Solutions proposed by the other members don't work for me.

其他成员提出的解决方案对我不起作用。

But I found this :

但我发现了这一点：

to escape a dot in java regexp write [.]

在 java regexp write 中转义一个点 [.]

Here is code you can directly copy paste :

这是您可以直接复制粘贴的代码：

String imageName = "picture1.jpg";
String [] imageNameArray = imageName.split("\.");
for(int i =0; i< imageNameArray.length ; i++)
{
   system.out.println(imageNameArray[i]);
}

And what if mistakenly there are spaces left before or after "." in such cases?

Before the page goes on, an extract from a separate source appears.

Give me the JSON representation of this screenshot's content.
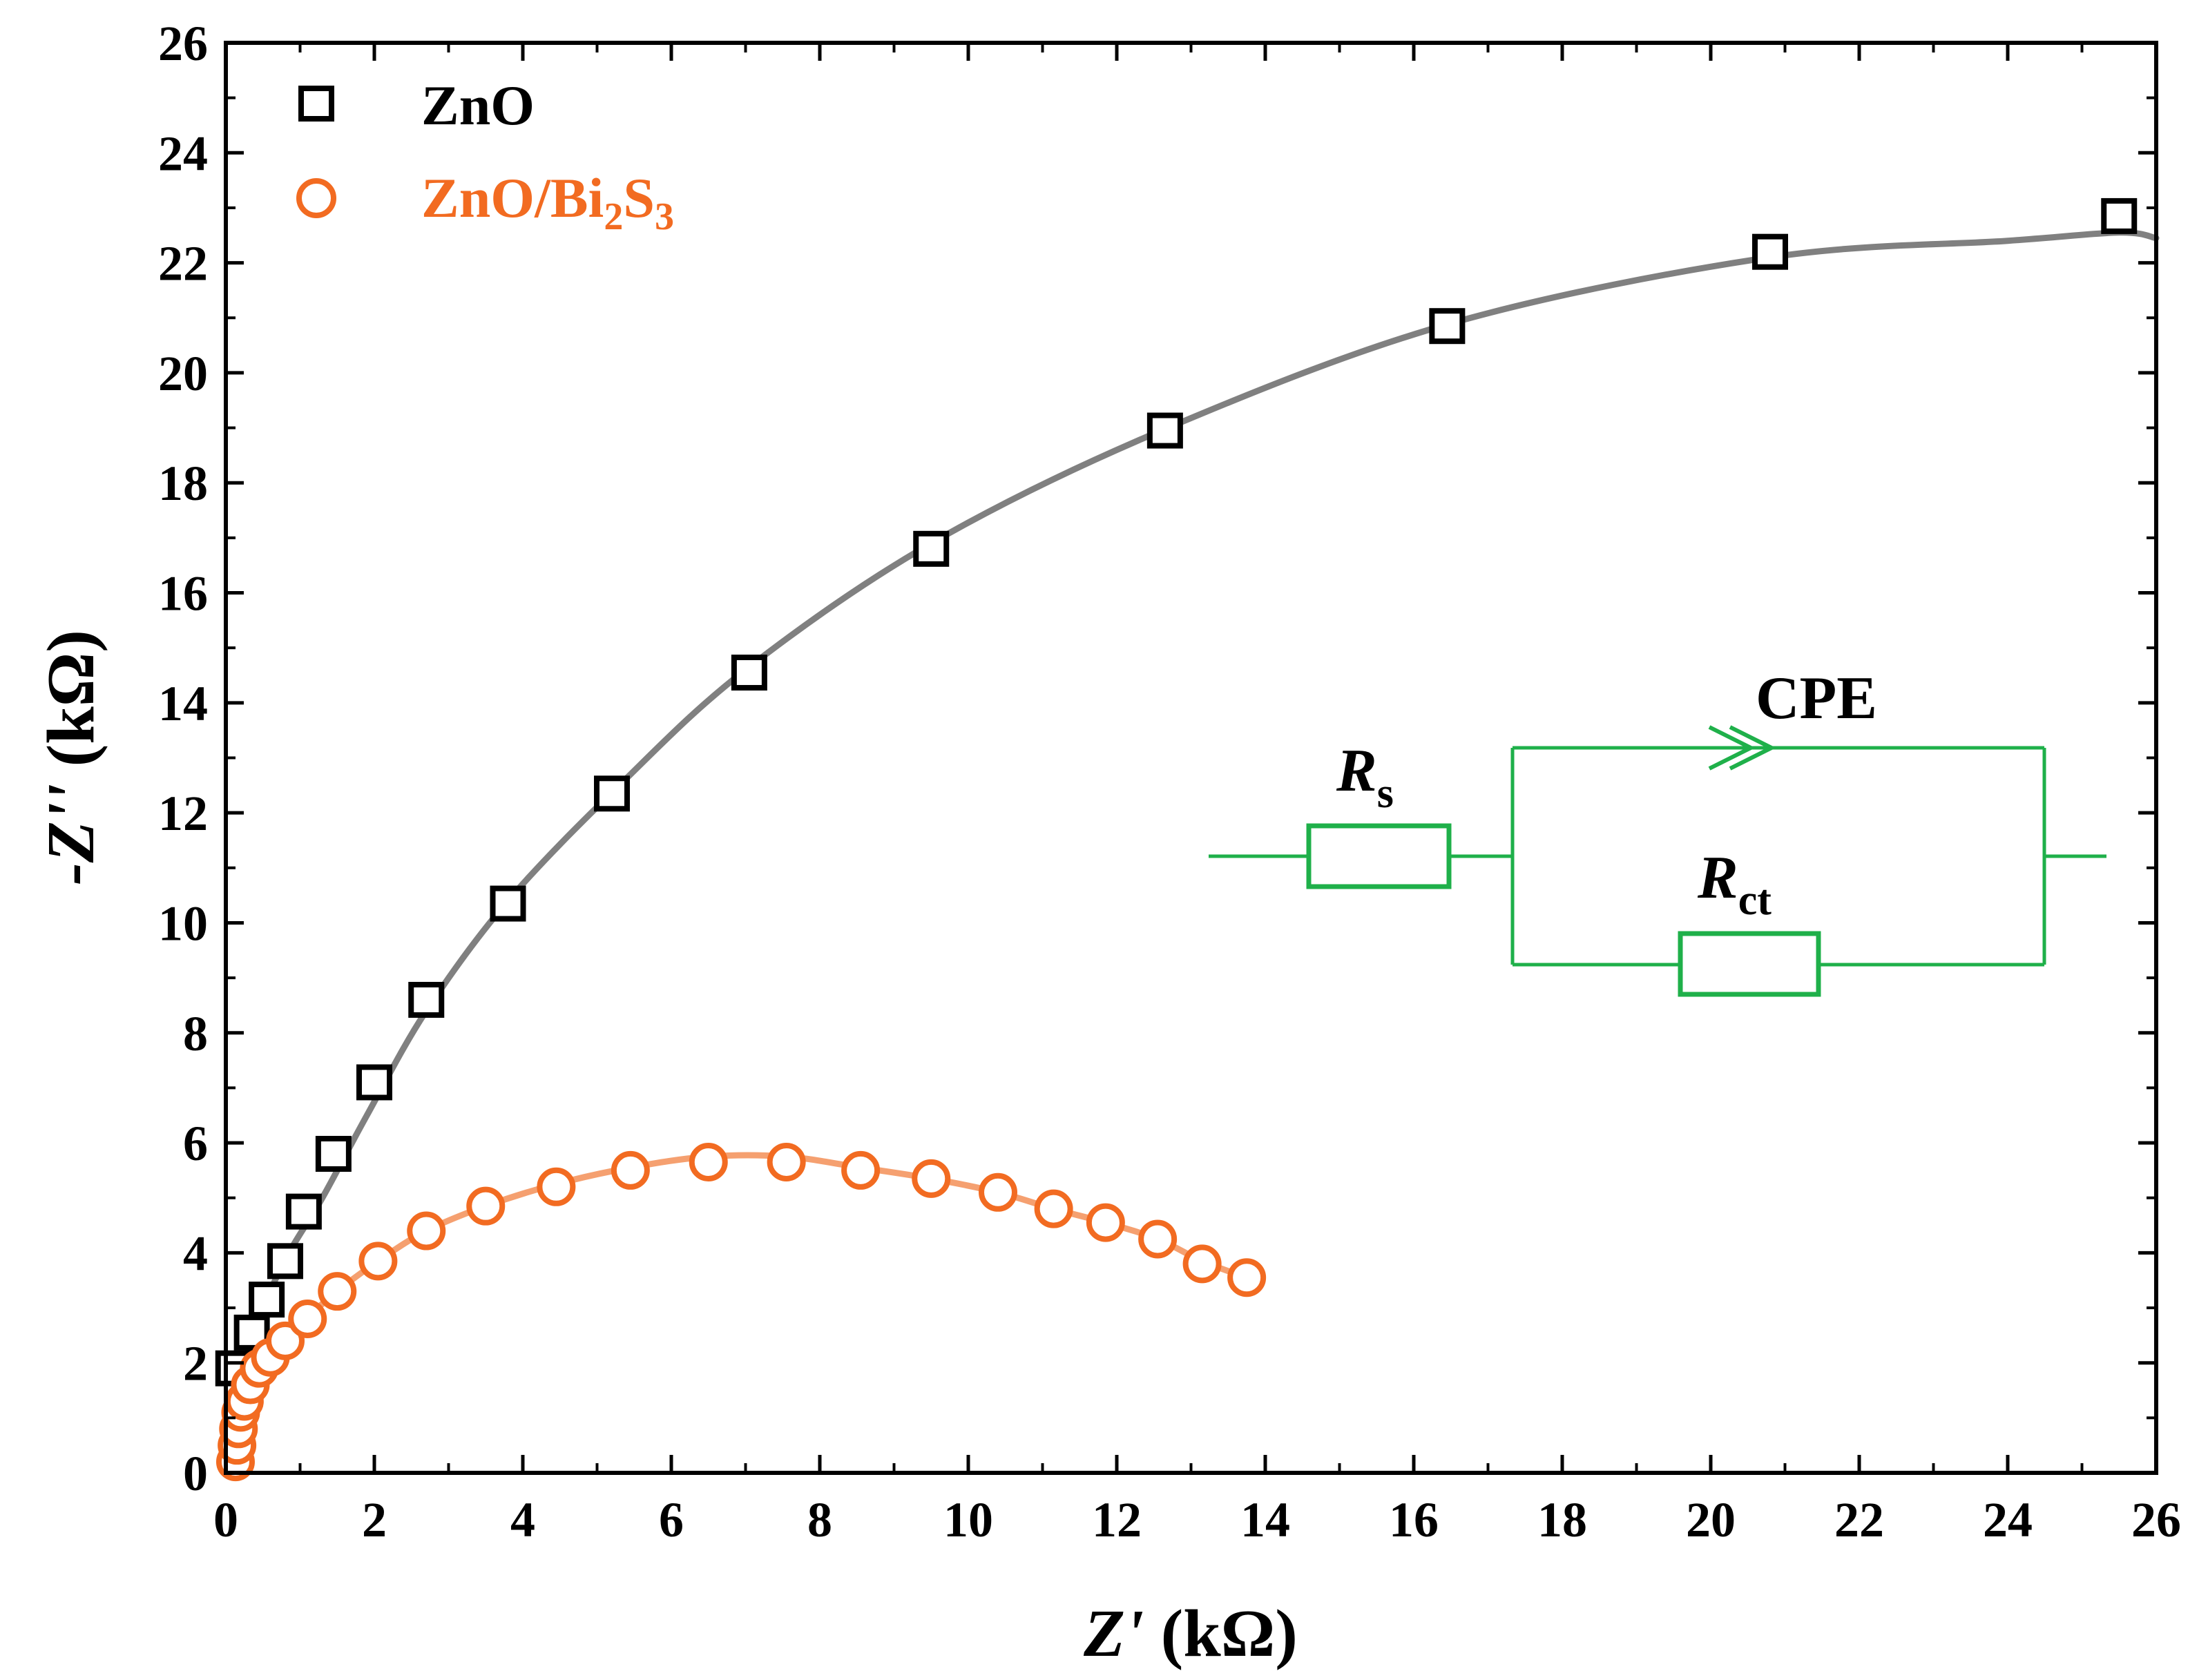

It's always best practice to consider those spaces also.

如果错误地在“。”之前或之后留下了空格怎么办？在这种情况下？同时考虑这些空间始终是最佳实践。

String imageName = "picture1  . jpg";
String [] imageNameArray = imageName.split("\s*.\s*");
    for(int i =0; i< imageNameArray.length ; i++)
    {
       system.out.println(imageNameArray[i]);
    }

Here, \\s* is there to consider the spaces and give you only required splitted strings.

在这里， \\s* 用于考虑空格并只为您提供所需的拆分字符串。

If you want to end check whether your sentence ends with "." then you have to add [\.\]$ to the end of your pattern.

如果你想结束检查你的句子是否以“. ”结尾，那么你必须在模式的末尾添加 [\.\]$ 。

I am doing some basic array in JGrasp and found that with an accessor method for a char[][] array to use ('.') to place a single dot.

我在 JGrasp 中做了一些基本的数组，发现使用 char[][] 数组的访问器方法使用 ('.') 放置一个点。